Arbitrage – Sentence – Recours en annulation – Cas – Tribunal irrégulièrement composé – Applications diverses – Courant d’affaires entre un arbitre et les sociétés d’un même groupe
1re Civ., 20 octobre 2010, Bull. 2010, I, no 204, pourvoi no 09-68.131
1re Civ., 20 octobre 2010, Bull. 2010, I, no 204, pourvoi no 09-68-997

Exerçant une fonction juridictionnelle, l’arbitre doit être indépendant à l’égard de chacune des parties mais aussi à l’égard des autres membres du tribunal arbitral et cela, pour conserver sa liberté de jugement.

Tenant compte de la spécificité du juge privé qu’est l’arbitre, la jurisprudence considère que les causes du défaut d’indépendance de l’arbitre ne se limitent pas aux causes de récusation prévues pour les magistrats par l’article 341 du code de procédure civile mais résultent de toutes circonstances de nature à affecter le jugement de celui-ci.

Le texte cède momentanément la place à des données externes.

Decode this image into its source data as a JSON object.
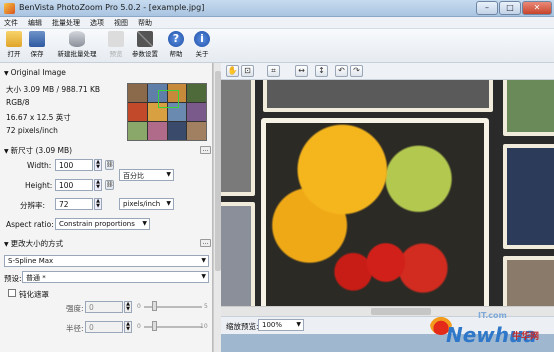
{
  "window": {
    "title": "BenVista PhotoZoom Pro 5.0.2 - [example.jpg]",
    "min": "–",
    "max": "□",
    "close": "✕"
  },
  "menu": [
    "文件",
    "编辑",
    "批量处理",
    "选项",
    "视图",
    "帮助"
  ],
  "toolbar": {
    "open": "打开",
    "save": "保存",
    "new_batch": "新建批量处理",
    "preview": "预览",
    "settings": "参数设置",
    "help": "帮助",
    "about": "关于"
  },
  "original_image": {
    "header": "Original Image",
    "size": "大小 3.09 MB / 988.71 KB",
    "mode": "RGB/8",
    "dimensions": "16.67 x 12.5 英寸",
    "resolution": "72 pixels/inch"
  },
  "new_size": {
    "header": "新尺寸 (3.09 MB)",
    "width_label": "Width:",
    "width_value": "100",
    "height_label": "Height:",
    "height_value": "100",
    "unit": "百分比",
    "resolution_label": "分辨率:",
    "resolution_value": "72",
    "resolution_unit": "pixels/inch",
    "aspect_label": "Aspect ratio:",
    "aspect_value": "Constrain proportions"
  },
  "resize_method": {
    "header": "更改大小的方式",
    "method": "S-Spline Max",
    "preset_label": "预设:",
    "preset_value": "普通 *",
    "sharpen_label": "钝化遮罩",
    "strength_label": "强度:",
    "strength_value": "0",
    "strength_min": "0",
    "strength_max": "5",
    "radius_label": "半径:",
    "radius_value": "0",
    "radius_min": "0",
    "radius_max": "10"
  },
  "status": {
    "zoom_label": "缩放预览:",
    "zoom_value": "100%"
  },
  "watermark": {
    "brand": "Newhua",
    "site": "牛华网",
    "sub": "IT.com"
  },
  "colors": {
    "accent": "#2f77c8",
    "title_bar": "#a9c4e1",
    "panel": "#f4f4f4"
  }
}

L’arbitre est tenu de révéler tous faits de nature à créer dans l’esprit des parties un doute légitime sur son indépendance ou son impartialité. Le périmètre de cette obligation est plus large que les faits susceptibles de causer la récusation de l’arbitre. Une fois de tels faits révélés, l’arbitre ne peut être désigné qu’avec l’accord des deux parties. Le défaut de révélation est sanctionné par la récusation de l’arbitre, si le fait caché est connu lors de l’instance arbitrale, par la nullité de la sentence, s’il est connu après son prononcé. Encore faut-il qu’il porte atteinte à l’indépendance ou l’impartialité de l’arbitre.

S’agissant de la désignation habituelle d’un arbitre par l’une des parties, la jurisprudence a évolué. Elle a d’abord jugé que le fait pour un arbitre d’avoir été déjà désigné comme arbitre par l’une des parties ne mettait pas en cause son impartialité dès lors que cet arbitrage ne concernait pas les relations litigieuses des parties.

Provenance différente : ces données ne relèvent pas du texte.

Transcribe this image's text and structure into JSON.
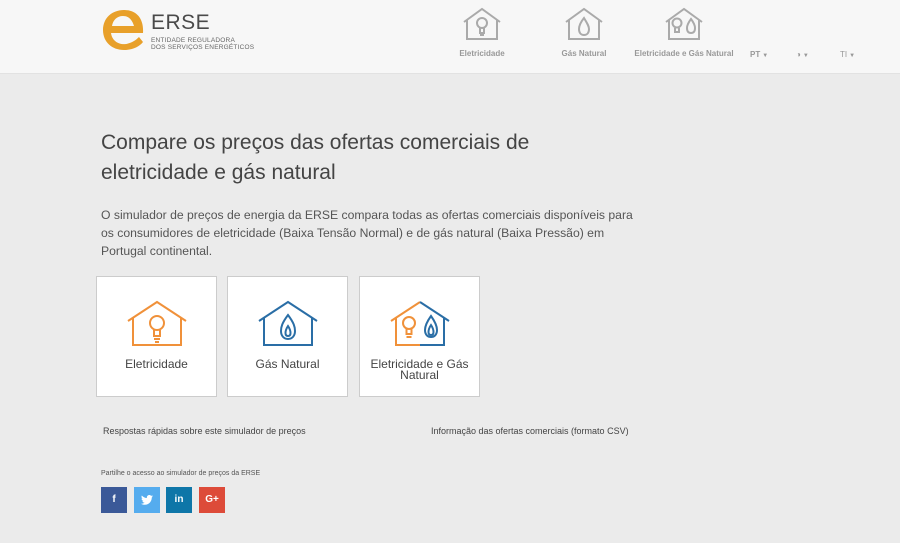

Puis la jurisprudence a durci sa position, les juges ayant été confrontés à de très nombreuses désignations du même arbitre par la même partie, de surcroît dans des affaires similaires.

Dans deux décisions, la cour d’appel de Paris a désigné des experts avec pour mission de déterminer la fréquence de désignation d’un même arbitre dans des litiges ayant pour objet des contrats de sous-traitance et des contrats de franchise (CA Paris, 16 mai 2002 et 2 avril 2003, Rev. arb. 2003, p. 1231, note Gaillard).

Dans les deux affaires commentées où les arbitres avaient été désignés l’un trente-quatre fois et l’autre cinquante et une fois par des sociétés du même groupe, la Cour de cassation, cassant les arrêts des cours d’appel et reprenant la formule de la cour d’appel de Paris (CA Paris, 29 janvier 2004, Rev. arb. 2005, p. 709, note M. Henry), a décidé que « le caractère systématique de la désignation d’une personne donnée par les sociétés d’un même groupe, sa fréquence et sa régularité sur une longue période, dans des contrats comparables, ont créé les conditions d’un courant d’affaires entre cette personne et les sociétés du groupe parties à la procédure de sorte que l’arbitre était tenu de révéler l’intégralité de cette situation à l’autre partie à l’effet de la mettre en mesure d’exercer son droit de récusation ».